Post
by Descolada » 16 Jul 2023, 00:43
@FanaticGuru, you are correct that in some cases pre- and postprocessing might improve results. But this, at least in my practice, isn't generalizable to all applications of OCR. For example, if you are dealing with white text on black then you might get a lot better performance from the OCR if you reverse the colors of the image, but this might break OCR in all other cases.
If you want maximum image recognition quality you could improve all the parts in the OCR process: preprocessing, processing, and postprocessing. Which of these will work or give best results depends on many factors such as quality of the image, amount of noise, text language etc.
Preprocessing: processing the image for best quality before sending it in the OCR engine
1) Use better quality input images. If reading the input image from a file (jpg, png), then if you can increase the original resolution and decrease compression then the OCR engine will have more information to work with and will give better results. This is not applicable to FromDesktop, FromWindow etc.

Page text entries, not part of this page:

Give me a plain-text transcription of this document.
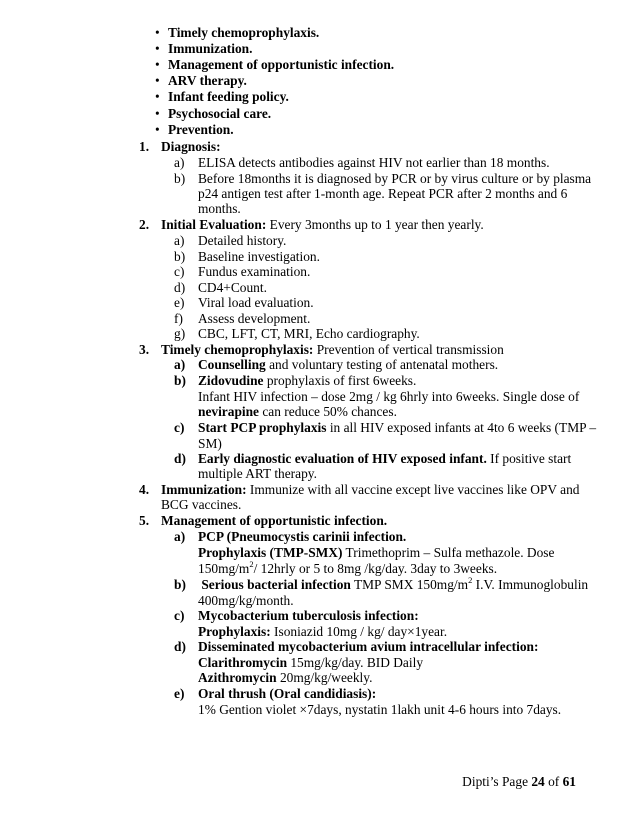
• Timely chemoprophylaxis.
• Immunization.
• Management of opportunistic infection.
• ARV therapy.
• Infant feeding policy.
• Psychosocial care.
• Prevention.
1. Diagnosis:
a) ELISA detects antibodies against HIV not earlier than 18 months.
b) Before 18months it is diagnosed by PCR or by virus culture or by plasma
p24 antigen test after 1-month age. Repeat PCR after 2 months and 6
months.
2. Initial Evaluation: Every 3months up to 1 year then yearly.
a) Detailed history.
b) Baseline investigation.
c) Fundus examination.
d) CD4+Count.
e) Viral load evaluation.
f) Assess development.
g) CBC, LFT, CT, MRI, Echo cardiography.
3. Timely chemoprophylaxis: Prevention of vertical transmission
a) Counselling and voluntary testing of antenatal mothers.
b) Zidovudine prophylaxis of first 6weeks.
Infant HIV infection – dose 2mg / kg 6hrly into 6weeks. Single dose of
nevirapine can reduce 50% chances.
c) Start PCP prophylaxis in all HIV exposed infants at 4to 6 weeks (TMP –
SM)
d) Early diagnostic evaluation of HIV exposed infant. If positive start
multiple ART therapy.
4. Immunization: Immunize with all vaccine except live vaccines like OPV and
BCG vaccines.
5. Management of opportunistic infection.
a) PCP (Pneumocystis carinii infection.
Prophylaxis (TMP-SMX) Trimethoprim – Sulfa methazole. Dose
$150mg/m^2/$ 12hrly or 5 to 8mg /kg/day. 3day to 3weeks.
b) Serious bacterial infection TMP SMX $150mg/m^2$ I.V. Immunoglobulin
400mg/kg/month.
c) Mycobacterium tuberculosis infection:
Prophylaxis: Isoniazid 10mg / kg/ day×1year.
d) Disseminated mycobacterium avium intracellular infection:
Clarithromycin 15mg/kg/day. BID Daily
Azithromycin 20mg/kg/weekly.
e) Oral thrush (Oral candidiasis):
1% Gention violet ×7days, nystatin 1lakh unit 4-6 hours into 7days.
Dipti’s Page 24 of 61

2) Converting to black-and-white as @FanaticGuru mentioned is a good technique to use, and is built-in in many OCR preprocessors. I've used it in previous projects to good results, but those were cases where the image was supposed to be black-and-white in the first place. In such cases this works as a denoiser and might improve recognition accuracy. Whereas if you have a color image (eg pink text on yellow background) this might again totally break the recognition (e.g. converting both background and text to white...). Whether this is already integrated in UWP I don't know.
3) Deskewing - rotating the image to be straight. I believe UWP OCR does this internally since it returns the TextAngle property, but using a custom algorithm to do this might again give better results.
4) Sharpening, as mentioned by @malcev, is another technique to use. You could increase the contrast, use algorithms to remove salt-and-pepper noise, etc.
5) Line removal: removing straight lines from the input will reduce overall noise and should improve recognition accuracy.
OCR engine selection is also important. Different OCR engines differ in the type and size of the neural network, size of the training data, etc. Tesseract is one of the better ones to use, but UWP OCR is built-in Windows so it's easier to use and will make your script more compact size-wise (don't have to download a separate engine).
Also, usually there are different models for different languages, so if you are not using English you should use an appropriate one.
Postprocessing the text is the final step. This would mean correcting mistakes in the outputted text by using word banks to remove typos (eg "imege" -> "image"), using n-grams or Markov chains to predict next words, using Levenshtein distance etc. There are many methods to choose from which you can find by Googling "OCR postprocessing methods".
I would say that most of these techniques are rather advanced, and I probably wouldn't use AHK to achieve these, mostly because the amount of available libraries for image and text processing is still small, and image processing might require a lot of computation which AHK isn't suitable for. Python or C++ might be better options for this.